One of my biggest hobbies is participating in Live Action Roleplay events, larp in short.
For years I’ve also been organising such events for a couple of non-profit organisations.
Last year I finally took the plunge and used some agile techniques for running of the event.
It should not really have surprised me that this was successfull, but still it did.

Most of the time we have a room that we use to coordinate the event, lets call it HQ. So we always had some poor souls standing ready, at all times, in HQ to help out people who would come in to get a new role to play and help the event along.
So as an experiment, last year, I just put up a whiteboard in HQ, put up the names of all the actor participants in the first column and then added some extra columns:

  • permanent role (this would be the role that one could always play during the event)
  • current role
  • planned role
  • finished role

Then I’ve put up some sticky paper, one for each possible role to play. Each role was linked to a certain scenario, which were put on the table next to the whiteboard.

The experiment was that we told people that they could choose for themselves which role they wanted to play, but they had to make it visible on the board.
The one other rule was that they could only pick one role in the ‘planned role’ column and they could of course have only one in the ‘current role’ column.
Once they picked a role, they could just readup on the linked scenario, using the papers on the table next to the board.

The goal was to see if we could actually have an empty HQ room, with no-one standing ready there.
So from time to time we, as organisers, would go to the HQ room, see what the current status of everyone was and check wether we needed to make changes.
Well, no changes were really needed, people used it, and even provided extra feedback and information on the sticky notes if something unexpected happened!

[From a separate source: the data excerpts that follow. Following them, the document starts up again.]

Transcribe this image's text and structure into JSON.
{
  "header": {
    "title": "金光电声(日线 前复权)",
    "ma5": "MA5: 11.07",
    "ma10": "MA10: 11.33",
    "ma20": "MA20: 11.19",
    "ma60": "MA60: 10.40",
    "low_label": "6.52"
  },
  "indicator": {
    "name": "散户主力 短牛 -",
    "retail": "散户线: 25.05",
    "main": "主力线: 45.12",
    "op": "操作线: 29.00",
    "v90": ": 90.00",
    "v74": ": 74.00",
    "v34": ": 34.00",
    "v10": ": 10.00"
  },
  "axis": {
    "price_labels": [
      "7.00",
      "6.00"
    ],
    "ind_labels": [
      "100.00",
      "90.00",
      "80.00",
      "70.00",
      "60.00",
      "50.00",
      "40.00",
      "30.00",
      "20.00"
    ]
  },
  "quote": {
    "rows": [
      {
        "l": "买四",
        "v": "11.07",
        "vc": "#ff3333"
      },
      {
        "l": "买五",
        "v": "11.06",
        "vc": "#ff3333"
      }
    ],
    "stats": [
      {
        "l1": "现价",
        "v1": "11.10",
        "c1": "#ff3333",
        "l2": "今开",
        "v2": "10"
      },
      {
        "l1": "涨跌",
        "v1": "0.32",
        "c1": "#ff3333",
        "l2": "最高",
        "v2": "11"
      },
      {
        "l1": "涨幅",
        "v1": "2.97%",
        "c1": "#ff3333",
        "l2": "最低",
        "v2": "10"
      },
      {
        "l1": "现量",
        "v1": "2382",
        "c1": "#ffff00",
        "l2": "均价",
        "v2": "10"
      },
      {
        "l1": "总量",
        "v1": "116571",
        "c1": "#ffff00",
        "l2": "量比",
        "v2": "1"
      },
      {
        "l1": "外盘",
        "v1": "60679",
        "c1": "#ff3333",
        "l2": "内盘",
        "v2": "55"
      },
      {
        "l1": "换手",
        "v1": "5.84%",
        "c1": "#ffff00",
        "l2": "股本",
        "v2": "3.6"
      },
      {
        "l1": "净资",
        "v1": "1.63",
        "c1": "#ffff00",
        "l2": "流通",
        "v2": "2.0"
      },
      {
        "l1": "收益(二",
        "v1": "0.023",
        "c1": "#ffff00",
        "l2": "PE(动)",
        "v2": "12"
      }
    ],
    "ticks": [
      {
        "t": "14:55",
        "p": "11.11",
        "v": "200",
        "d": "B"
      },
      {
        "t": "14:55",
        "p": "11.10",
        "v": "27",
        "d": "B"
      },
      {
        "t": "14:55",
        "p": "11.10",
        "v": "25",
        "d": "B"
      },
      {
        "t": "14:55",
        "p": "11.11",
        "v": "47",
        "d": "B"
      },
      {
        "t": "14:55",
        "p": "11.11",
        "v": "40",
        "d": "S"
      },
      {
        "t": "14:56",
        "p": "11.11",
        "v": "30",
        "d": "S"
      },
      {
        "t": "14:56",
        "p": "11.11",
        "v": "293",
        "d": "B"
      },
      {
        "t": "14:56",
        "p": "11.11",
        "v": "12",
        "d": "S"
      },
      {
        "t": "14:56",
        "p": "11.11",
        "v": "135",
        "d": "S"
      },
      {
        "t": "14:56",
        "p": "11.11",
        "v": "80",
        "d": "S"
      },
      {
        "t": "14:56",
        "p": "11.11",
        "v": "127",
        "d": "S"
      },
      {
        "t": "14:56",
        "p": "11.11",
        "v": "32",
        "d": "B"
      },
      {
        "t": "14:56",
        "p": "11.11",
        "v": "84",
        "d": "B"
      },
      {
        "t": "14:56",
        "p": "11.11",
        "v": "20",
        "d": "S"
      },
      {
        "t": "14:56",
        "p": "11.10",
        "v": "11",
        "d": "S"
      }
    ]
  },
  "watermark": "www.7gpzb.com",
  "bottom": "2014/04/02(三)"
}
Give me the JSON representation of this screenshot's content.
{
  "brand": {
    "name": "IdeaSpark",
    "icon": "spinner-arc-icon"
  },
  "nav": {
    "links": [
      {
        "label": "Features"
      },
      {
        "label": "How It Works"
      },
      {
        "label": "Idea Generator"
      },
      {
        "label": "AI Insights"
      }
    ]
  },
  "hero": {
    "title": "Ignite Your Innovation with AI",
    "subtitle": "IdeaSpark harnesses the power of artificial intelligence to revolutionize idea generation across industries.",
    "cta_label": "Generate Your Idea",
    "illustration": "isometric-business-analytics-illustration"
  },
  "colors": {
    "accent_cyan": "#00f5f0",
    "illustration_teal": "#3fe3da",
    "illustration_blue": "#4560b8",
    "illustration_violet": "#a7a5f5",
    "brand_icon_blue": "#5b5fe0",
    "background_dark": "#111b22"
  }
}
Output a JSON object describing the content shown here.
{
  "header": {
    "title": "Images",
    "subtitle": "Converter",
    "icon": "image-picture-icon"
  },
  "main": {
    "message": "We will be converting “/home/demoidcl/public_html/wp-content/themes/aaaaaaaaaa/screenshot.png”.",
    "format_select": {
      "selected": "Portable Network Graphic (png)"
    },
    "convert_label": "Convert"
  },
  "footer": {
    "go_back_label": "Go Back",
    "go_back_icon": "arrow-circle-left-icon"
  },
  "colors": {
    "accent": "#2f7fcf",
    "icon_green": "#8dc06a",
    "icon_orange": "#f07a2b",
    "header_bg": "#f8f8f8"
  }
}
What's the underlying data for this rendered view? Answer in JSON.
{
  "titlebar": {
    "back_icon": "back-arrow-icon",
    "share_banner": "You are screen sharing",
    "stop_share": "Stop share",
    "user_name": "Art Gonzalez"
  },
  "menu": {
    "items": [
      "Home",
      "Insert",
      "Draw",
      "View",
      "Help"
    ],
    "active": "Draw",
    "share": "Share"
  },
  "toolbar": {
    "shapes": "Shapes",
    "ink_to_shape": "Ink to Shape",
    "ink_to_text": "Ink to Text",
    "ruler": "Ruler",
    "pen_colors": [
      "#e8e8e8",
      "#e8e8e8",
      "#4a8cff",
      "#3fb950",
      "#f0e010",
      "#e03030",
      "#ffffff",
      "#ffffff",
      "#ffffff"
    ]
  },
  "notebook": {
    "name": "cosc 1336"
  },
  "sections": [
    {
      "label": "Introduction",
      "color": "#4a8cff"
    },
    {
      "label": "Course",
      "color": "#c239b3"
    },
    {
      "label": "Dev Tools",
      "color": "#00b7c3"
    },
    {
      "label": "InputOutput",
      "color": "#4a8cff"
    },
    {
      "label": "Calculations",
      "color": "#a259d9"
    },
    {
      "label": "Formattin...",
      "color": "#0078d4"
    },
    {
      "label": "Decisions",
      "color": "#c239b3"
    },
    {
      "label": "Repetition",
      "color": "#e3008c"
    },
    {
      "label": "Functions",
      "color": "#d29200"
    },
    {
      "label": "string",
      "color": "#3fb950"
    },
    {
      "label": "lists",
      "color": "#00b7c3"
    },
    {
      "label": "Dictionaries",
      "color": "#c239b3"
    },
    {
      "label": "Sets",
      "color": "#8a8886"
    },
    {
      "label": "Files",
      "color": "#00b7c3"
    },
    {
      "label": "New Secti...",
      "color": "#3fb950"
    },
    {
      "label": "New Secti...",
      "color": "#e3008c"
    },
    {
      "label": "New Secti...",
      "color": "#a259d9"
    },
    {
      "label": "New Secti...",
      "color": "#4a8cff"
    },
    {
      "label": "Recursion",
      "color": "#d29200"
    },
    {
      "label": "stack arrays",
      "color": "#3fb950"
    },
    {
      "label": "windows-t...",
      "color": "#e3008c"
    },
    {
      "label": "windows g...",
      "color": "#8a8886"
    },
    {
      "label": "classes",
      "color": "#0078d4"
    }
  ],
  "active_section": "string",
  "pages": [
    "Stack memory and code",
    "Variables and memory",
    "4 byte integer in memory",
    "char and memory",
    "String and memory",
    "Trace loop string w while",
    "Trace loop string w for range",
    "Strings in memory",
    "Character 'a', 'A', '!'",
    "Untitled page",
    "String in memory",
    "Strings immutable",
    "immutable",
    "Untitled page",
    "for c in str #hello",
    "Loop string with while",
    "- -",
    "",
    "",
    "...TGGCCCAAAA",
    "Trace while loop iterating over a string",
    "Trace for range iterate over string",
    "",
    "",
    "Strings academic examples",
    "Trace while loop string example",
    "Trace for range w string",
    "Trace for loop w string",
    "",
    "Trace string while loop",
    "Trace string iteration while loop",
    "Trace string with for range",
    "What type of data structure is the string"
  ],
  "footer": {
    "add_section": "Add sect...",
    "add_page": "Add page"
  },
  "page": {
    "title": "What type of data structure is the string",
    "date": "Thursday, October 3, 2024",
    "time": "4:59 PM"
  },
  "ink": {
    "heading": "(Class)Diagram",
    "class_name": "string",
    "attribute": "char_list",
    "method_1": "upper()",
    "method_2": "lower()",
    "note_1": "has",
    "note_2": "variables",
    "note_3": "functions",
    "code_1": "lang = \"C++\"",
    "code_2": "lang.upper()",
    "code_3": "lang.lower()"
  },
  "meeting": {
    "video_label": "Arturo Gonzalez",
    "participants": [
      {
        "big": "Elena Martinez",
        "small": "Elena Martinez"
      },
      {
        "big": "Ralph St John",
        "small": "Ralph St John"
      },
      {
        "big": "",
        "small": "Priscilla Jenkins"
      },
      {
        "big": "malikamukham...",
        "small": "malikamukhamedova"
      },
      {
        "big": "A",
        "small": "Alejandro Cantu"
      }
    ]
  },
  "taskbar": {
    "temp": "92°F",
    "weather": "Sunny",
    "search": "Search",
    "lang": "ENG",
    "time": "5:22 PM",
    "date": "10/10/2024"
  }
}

The experiment really delivered more than we hoped and liberated us from having to be present at all times in the HQ room. Thus enabling us to enjoy the event more and also to see what happens in the field.

For my new larp project we are now even doing scrum with 4 week sprints! It really helps us to be more productive and gets rid of a lot of the pre-event stress. In the past the most productive moments were in the last couple of weeks prior to an event. Now everything happens during a sprint months in advance.

Now I don’t want to go back to the old way we did our larp events.